Kemenkeu dan PUPR Kerjasama Bangun Rumah Susun di Papua

Share on facebook
Share on twitter
Share on whatsapp
Share on telegram
Share on email
Menteri Keuangan RI, Sri Mulyani. (Foto: Adi/Seputarpapua)
Menteri Keuangan RI, Sri Mulyani. (Foto: Adi/Seputarpapua)

JAYAPURA | Kementerian Keuangan (Kemenkeu) mendukung percepatan pembangunan, kesejahteraan, dan peningkatan kualitas pelayanan publik serta kesinambungan dan keberlanjutan pembangunan di wilayah Papua.

Untuk mendukung kemajuan Papua, Kemenkeu mendorong percepatan melalui pembangunan infrastruktur, SDM unggul, dan dukungan pengelolaan Dana Otonomi Khusus (Otsus).

Menteri Keuangan (Menkeu) Sri Mulyani dalam kunjungan kerja ke Papua, pada Jumat (26/11) untuk melakukan ground breaking Pembangunan Rumah Susun Negara (Rusunara), sekaligus meresmikan Gedung Keuangan Negara Jayapura mengungkapkan, untuk mengoptimalkan kinerja pegawai dalam mendukung pembangunan Papua, Kemenkeu bersinergi dengan Kementerian Pekerjaan Umum dan Perumahan Rakyat (Kementerian PUPR) membangun hunian bersama (Rusunara) bagi pegawai Kemenkeu yang bertugas di wilayah Papua. 

Pembangunan gedung yang dilakukan oleh Kementerian PUPR kata dia, guna memenuhi kebutuhan perumahan bagi pegawai Kemenkeu sesuai ketentuan pembangunan rumah susun negara berdasarkan Peraturan Menteri PUPR Nomor 01/PRT/M/2018 tentang Bantuan Pembangunan dan Pengelolaan Rumah Susun.

“Saya berharap dengan pembangunan Rusunara ini, para pegawai Kementerian Keuangan Jayapura menempati hunian yang layak saat bertugas di ujung negeri dan berkontribusi lebih kepada negara,”  jelas Menkeu Sri Mulyani dalam konferensi Pers, di Gedung Keuangan Jayapura, Jumat.

Ia berujar, kesuksesan penyelenggaraan PON XX dan PEPARNAS XVI Papua tidak terlepas dari dukungan APBN dalam penyediaan berbagai infrastruktur pendukung yang dapat memberikan manfaat sosial dan ekonomi kepada masyarakat Papua dan sekitarnya. 

“Saya berharap ekonomi di Papua akan tumbuh lebih tinggi lagi karena Papua ini pada tahun 2021 pertumbuhan ekonominya jauh lebih tinggi dari nasional di atas 14 persen ini karena Papua di drive oleh komoditas.
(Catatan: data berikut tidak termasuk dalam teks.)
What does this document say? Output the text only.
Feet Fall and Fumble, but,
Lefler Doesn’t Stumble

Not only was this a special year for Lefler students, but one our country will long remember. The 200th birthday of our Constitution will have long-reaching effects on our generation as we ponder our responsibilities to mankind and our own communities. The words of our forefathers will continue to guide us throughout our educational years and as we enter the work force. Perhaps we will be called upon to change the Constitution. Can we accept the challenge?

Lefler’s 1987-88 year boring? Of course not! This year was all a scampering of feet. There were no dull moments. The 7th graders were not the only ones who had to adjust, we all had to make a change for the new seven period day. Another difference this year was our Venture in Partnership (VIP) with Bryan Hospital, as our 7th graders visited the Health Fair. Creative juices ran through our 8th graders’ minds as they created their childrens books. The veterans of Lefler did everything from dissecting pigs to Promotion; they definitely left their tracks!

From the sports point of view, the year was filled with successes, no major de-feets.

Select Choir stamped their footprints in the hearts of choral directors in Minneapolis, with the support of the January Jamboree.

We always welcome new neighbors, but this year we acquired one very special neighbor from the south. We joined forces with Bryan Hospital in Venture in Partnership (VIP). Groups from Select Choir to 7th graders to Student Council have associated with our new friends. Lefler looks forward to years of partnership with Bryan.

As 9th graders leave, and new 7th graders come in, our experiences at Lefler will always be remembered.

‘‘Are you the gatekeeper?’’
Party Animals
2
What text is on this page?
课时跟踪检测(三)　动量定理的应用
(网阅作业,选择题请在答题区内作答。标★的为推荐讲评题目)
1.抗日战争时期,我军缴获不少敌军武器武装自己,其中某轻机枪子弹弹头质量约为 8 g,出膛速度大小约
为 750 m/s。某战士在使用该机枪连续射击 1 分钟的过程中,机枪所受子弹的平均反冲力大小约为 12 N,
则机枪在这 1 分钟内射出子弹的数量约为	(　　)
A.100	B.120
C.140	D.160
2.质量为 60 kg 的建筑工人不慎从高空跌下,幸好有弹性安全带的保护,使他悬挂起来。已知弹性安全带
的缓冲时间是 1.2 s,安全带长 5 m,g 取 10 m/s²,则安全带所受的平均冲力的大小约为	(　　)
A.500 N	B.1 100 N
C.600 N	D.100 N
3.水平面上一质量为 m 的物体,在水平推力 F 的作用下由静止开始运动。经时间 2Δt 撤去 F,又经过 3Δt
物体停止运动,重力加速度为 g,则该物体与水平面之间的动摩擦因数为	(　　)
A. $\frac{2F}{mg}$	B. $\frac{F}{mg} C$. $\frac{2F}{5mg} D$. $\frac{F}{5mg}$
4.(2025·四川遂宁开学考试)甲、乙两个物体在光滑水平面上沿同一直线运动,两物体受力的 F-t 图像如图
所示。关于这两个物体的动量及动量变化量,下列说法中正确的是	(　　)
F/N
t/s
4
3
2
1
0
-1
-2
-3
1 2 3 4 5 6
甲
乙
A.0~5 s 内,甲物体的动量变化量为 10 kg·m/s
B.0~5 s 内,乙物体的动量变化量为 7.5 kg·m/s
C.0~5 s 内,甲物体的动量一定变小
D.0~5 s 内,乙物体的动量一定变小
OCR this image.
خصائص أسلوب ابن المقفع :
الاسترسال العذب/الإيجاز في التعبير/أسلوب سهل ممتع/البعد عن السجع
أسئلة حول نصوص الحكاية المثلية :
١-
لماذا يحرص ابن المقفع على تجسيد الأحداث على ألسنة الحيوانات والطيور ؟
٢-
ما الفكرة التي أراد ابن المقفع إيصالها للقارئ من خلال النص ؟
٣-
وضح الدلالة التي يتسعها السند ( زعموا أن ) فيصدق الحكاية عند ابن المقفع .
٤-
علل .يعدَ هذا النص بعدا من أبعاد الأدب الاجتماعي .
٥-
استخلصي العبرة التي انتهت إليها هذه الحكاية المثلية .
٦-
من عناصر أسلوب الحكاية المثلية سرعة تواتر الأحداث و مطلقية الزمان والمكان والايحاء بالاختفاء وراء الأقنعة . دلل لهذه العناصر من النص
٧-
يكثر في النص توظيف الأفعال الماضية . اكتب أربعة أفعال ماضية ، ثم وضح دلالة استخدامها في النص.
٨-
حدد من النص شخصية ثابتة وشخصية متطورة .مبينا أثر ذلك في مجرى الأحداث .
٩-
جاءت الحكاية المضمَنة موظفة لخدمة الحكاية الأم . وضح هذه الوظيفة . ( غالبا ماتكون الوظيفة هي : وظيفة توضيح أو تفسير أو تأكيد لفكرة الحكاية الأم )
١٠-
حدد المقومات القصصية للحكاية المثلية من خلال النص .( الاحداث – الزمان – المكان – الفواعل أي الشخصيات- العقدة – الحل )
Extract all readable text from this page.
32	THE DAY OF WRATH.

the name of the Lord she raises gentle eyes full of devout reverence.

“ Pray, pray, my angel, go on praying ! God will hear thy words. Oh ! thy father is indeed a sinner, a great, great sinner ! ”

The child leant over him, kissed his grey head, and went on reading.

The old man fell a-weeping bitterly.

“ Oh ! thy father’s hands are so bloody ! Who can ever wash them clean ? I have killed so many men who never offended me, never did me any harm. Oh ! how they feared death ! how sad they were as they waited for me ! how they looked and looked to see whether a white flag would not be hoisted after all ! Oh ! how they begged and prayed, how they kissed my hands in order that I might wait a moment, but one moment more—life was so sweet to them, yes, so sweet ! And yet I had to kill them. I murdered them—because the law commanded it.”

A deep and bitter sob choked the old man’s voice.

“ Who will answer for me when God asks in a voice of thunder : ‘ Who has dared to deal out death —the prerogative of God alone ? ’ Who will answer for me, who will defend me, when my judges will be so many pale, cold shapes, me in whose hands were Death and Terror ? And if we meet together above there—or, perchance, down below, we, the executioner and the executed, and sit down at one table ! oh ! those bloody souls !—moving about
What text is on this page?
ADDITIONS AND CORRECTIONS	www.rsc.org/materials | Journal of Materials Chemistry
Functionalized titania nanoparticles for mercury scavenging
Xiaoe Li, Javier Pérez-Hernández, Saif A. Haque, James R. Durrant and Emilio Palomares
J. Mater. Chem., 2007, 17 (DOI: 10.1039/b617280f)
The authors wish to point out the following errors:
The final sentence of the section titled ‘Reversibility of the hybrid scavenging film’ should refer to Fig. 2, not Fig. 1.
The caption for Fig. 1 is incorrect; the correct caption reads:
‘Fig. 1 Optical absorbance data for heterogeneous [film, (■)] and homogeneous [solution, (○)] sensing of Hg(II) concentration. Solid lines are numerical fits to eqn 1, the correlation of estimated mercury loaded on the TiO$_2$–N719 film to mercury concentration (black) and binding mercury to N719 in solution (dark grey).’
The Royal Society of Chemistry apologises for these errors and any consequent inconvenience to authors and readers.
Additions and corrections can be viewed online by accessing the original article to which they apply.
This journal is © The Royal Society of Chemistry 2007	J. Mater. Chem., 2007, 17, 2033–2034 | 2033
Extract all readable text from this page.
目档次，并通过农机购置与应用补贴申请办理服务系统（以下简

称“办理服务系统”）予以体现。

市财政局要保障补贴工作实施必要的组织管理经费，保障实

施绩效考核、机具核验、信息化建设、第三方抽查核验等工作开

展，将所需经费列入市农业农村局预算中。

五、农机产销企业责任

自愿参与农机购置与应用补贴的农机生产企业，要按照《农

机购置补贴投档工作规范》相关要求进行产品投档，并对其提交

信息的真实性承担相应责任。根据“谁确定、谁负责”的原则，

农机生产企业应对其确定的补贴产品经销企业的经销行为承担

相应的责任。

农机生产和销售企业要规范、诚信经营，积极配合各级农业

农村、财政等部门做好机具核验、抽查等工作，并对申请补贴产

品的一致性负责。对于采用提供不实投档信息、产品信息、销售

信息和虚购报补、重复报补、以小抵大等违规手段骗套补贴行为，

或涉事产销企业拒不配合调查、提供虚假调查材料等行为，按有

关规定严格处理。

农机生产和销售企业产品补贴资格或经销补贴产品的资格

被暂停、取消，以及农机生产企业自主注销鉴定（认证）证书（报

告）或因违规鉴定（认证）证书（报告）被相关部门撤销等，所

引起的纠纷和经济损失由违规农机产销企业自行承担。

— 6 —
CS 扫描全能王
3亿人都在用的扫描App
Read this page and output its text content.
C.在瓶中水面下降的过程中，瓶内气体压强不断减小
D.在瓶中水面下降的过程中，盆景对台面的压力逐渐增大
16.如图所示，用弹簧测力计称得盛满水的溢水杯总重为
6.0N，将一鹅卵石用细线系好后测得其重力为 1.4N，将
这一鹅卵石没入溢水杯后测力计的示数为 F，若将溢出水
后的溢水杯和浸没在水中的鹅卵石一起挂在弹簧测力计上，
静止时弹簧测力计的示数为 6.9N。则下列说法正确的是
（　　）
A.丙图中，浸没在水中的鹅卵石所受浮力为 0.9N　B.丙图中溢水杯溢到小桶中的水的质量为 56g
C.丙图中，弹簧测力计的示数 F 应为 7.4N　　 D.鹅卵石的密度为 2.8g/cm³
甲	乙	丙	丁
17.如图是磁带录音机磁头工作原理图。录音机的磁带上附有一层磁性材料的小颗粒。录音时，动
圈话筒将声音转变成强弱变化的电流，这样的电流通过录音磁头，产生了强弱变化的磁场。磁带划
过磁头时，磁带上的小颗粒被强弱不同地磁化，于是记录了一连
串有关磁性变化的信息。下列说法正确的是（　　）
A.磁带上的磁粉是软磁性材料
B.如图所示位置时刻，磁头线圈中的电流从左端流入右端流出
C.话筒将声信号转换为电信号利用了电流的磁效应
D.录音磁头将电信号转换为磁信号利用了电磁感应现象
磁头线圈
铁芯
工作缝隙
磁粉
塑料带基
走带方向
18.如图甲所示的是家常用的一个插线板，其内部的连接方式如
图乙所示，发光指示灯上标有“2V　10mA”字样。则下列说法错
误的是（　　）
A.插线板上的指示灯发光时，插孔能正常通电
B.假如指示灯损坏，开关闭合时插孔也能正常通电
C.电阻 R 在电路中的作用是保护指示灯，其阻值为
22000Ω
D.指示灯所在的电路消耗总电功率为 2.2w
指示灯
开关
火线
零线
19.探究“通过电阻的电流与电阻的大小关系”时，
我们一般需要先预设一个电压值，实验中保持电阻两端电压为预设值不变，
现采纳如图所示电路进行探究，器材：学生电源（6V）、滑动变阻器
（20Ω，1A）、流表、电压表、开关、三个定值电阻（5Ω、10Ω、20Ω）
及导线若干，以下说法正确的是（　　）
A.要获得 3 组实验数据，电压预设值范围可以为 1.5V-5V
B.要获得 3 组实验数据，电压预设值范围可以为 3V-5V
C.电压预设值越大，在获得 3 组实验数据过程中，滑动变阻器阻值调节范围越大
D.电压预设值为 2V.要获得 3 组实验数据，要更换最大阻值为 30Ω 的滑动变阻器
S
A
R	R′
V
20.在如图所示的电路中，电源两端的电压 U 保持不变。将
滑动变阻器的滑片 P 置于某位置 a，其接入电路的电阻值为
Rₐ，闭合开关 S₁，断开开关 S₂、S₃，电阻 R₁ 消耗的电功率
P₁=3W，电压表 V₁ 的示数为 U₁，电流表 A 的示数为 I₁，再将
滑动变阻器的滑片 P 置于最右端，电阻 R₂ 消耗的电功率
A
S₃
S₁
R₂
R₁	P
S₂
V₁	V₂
Dalam situasi ini nanti Papua akan menikmati selalin dana otsus nati akan dapat dana bagi hasil apalagi kemarin kita sudah mendukung sepenuhnya penyelenggaraan PON yang sukses dan Peparnas,” ujarnya.
Dirinya berarap, ini menjadi momentum bagi Papua untuk terus membangun terutama sumber dayanya menjadi manusia-manusia yang hebat.

Baca Juga:

“Kita akan dukung sepenuhnya, kita berharap seluruh anggaran yang sudah dialokasikan dimanfaatkan untuk semaksimal mungkin menciptakan perbaikan bagi SDM dan kesejahteraan serta mendorong perekonomian untuk bangkit kembali,” harap Sri Mulyani.

Di sisi lain, Kemenkeu memberikan dukungan yang sangat besar kepada peningkatan SDM unggul yang dilakukan melalui program beasiswa afirmasi Lembaga Pengelola Dana Pendidikan (LPDP) untuk mencetak alumni yang mampu memberdayakan masyarakat Papua.

Dijelaskan, kontribusi Kemenkeu melalui LPDP dalam peningkatan SDM di Provinsi Papua dan Papua Barat dari tahun 2013 hingga 2021 yakni mampu melahirkan sebanyak 493 lulusan dalam dan luar negeri yang terdiri dari 328 Magister dan 160 Doktor serta 5 Dokter Spesialis. 

Sementara itu, perbaikan kebijakan Dana Otsus bertujuan untuk kemajuan dan peningkatan kesejahteraan bagi rakyat Papua dan orang asli Papua. Perubahan besaran Dana Otsus dari 2 persen menjadi 2,25 persen dari alokasi DAU diharapkan dapat memberikan manfaat secara optimal, adil, dan akuntabel bagi percepatan pembangunan Papua.

“Selain itu, dukungan Kemenkeu juga dilakukan terhadap perbaikan tata kelola baru dalam penggunaan Dana Otsus untuk perbaikan pengelolaan penggunaan Dana Otonomi Khusus menuju masyarakat Papua dan orang asli Papua yang lebih sejahtera,” jelasnya.

Ke depan, kata dia, dukungan percepatan pengelolaan Dana Otsus melalui Sekretariat Badan Pengarah Percepatan Pembangunan Otonomi Khusus (BP3OKP) yang dilaksanakan oleh Kantor Vertikal Kemenkeu memiliki peran sinkronisasi, harmonisasi, evaluasi, dan koordinasi untuk percepatan pembangunan Papua.

Hadirnya asistensi dan supervisi Pemerintah Pusat (melalui K/L teknis) sejak tahap perencanaan, pembinaan, pengawasan, sampai dengan evaluasi akan memastikan penyaluran dana otsus dan TKDD di Papua dapat berjalan dengan baik.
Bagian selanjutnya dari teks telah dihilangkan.